You know the feeling all too well. There you are, sat in a meeting, and someone has said something you absolutely disagree with. They’re entitled to their opinion, but so are you, too. The difference is that they are capable of speaking up for themselves while you seem to have lost the power of speech.

There’s absolutely nothing wrong with being an introvert. In fact, many would argue that it carries some fantastic benefits when it comes to business, but at times, it can feel utterly debilitating and prevent you from having your voice heard.

If you’ve sat in a meeting like the one just described and have felt unable to speak out and get your point across, this post is designed to prevent that from ever happening again.

Without further ado, here are 5 ways you can speak out, whenever you need to.

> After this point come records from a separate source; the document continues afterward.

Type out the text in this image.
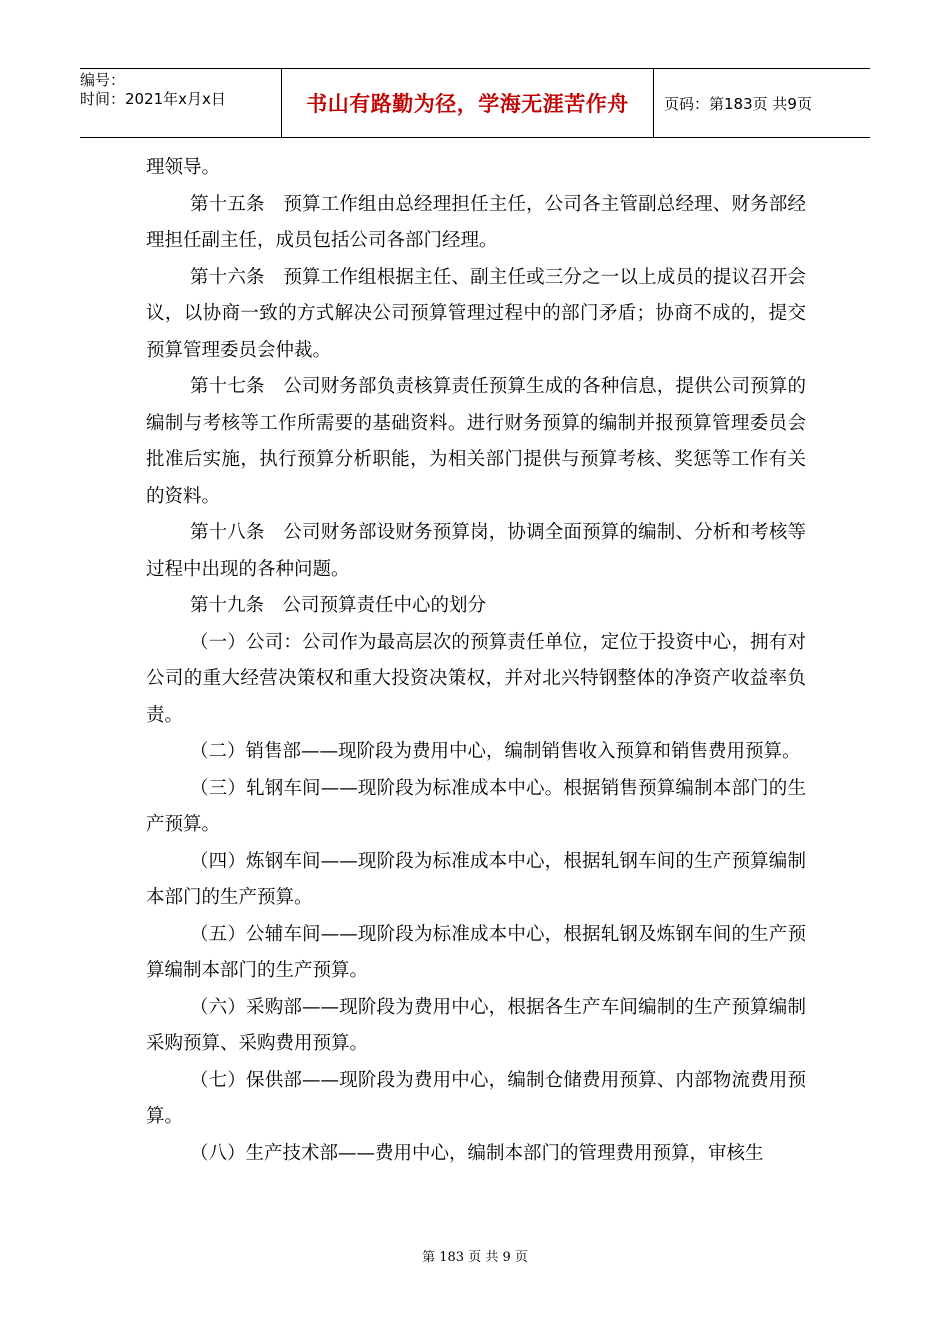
编号：
时间：2021年x月x日	书山有路勤为径，学海无涯苦作舟	页码：第183页 共9页

理领导。

第十五条　预算工作组由总经理担任主任，公司各主管副总经理、财务部经理担任副主任，成员包括公司各部门经理。

第十六条　预算工作组根据主任、副主任或三分之一以上成员的提议召开会议，以协商一致的方式解决公司预算管理过程中的部门矛盾；协商不成的，提交预算管理委员会仲裁。

第十七条　公司财务部负责核算责任预算生成的各种信息，提供公司预算的编制与考核等工作所需要的基础资料。进行财务预算的编制并报预算管理委员会批准后实施，执行预算分析职能，为相关部门提供与预算考核、奖惩等工作有关的资料。

第十八条　公司财务部设财务预算岗，协调全面预算的编制、分析和考核等过程中出现的各种问题。

第十九条　公司预算责任中心的划分

（一）公司：公司作为最高层次的预算责任单位，定位于投资中心，拥有对公司的重大经营决策权和重大投资决策权，并对北兴特钢整体的净资产收益率负责。

（二）销售部——现阶段为费用中心，编制销售收入预算和销售费用预算。

（三）轧钢车间——现阶段为标准成本中心。根据销售预算编制本部门的生产预算。

（四）炼钢车间——现阶段为标准成本中心，根据轧钢车间的生产预算编制本部门的生产预算。

（五）公辅车间——现阶段为标准成本中心，根据轧钢及炼钢车间的生产预算编制本部门的生产预算。

（六）采购部——现阶段为费用中心，根据各生产车间编制的生产预算编制采购预算、采购费用预算。

（七）保供部——现阶段为费用中心，编制仓储费用预算、内部物流费用预算。

（八）生产技术部——费用中心，编制本部门的管理费用预算，审核生

第 183 页 共 9 页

How To Speak Out At Meetings – An Introvert’s Guide

1. Consider you’re not the only introvert in the room

Chances are, you’re not alone in your reluctance to speak up. Others sitting around the table may suffer from the exact same fear as you and are probably wrestling with the same dilemma.

Be the one who metaphorically stands up and makes their point heard and do it in the knowledge that others will admire your bravery. Introverts generally outnumber the over-confident.

2. Don’t picture everyone naked

This age-old suggestion for those undertaking public speaking duties may have some effect in a large hall full of people, but in a meeting? No, sorry.

The mere process of undressing everyone with your eyes will take your mind off the job in hand, which is to simply provide your opinion. No one expects a Martin Luther King speech, and therefore you don’t need to prepare for one. This isn’t a big deal – keep telling yourself that.

3. Ask a question

You’ve got something to say, but the fear of doing so may stem from the knowledge that the spotlight will suddenly be swung in your direction. It will, of course, but you can quickly divert it back to others by finishing your piece with a question. “Does anyone agree?” is a great sign off that will quickly remove the attention from you while giving further airtime to the point you’ve successfully made.

4. Stop telling yourself you’re a poor communicator

When it comes to speaking out in meetings, you don’t have to follow Aristotle’s guide to great communication. You’ll normally be reacting to an opinion or statement that you either agree or disagree with and the emotion behind your point of view are all you need to make your point.

If you truly believe in what you’re saying, you won’t have to pay any attention to the way in which you deliver it – the words will flow effortless from your mouth and in a manner that others will pay attention to. When it comes to communication, emotion beats technical ability hands down, every time.

5. Rope another colleague in

If you have a point to make and you know for sure that a colleague shares your thoughts, bring them along for the ride. Nod to the person in question as you begin talking, or refer directly to the shared opinion by saying “…as Sarah and I were discussing last week.” In doing so, you’ll no longer feel the isolation introverts suffer from when speaking out.


I hope the above tips offer some reassurance that you absolutely have it in you to speak up at meetings. The takeaway here is that you should always go with your gut instinct; you can’t plan reactions to the stuff others say, because it all happens in real time. If someone has said something that immediately sparks a reaction in your head, let it out!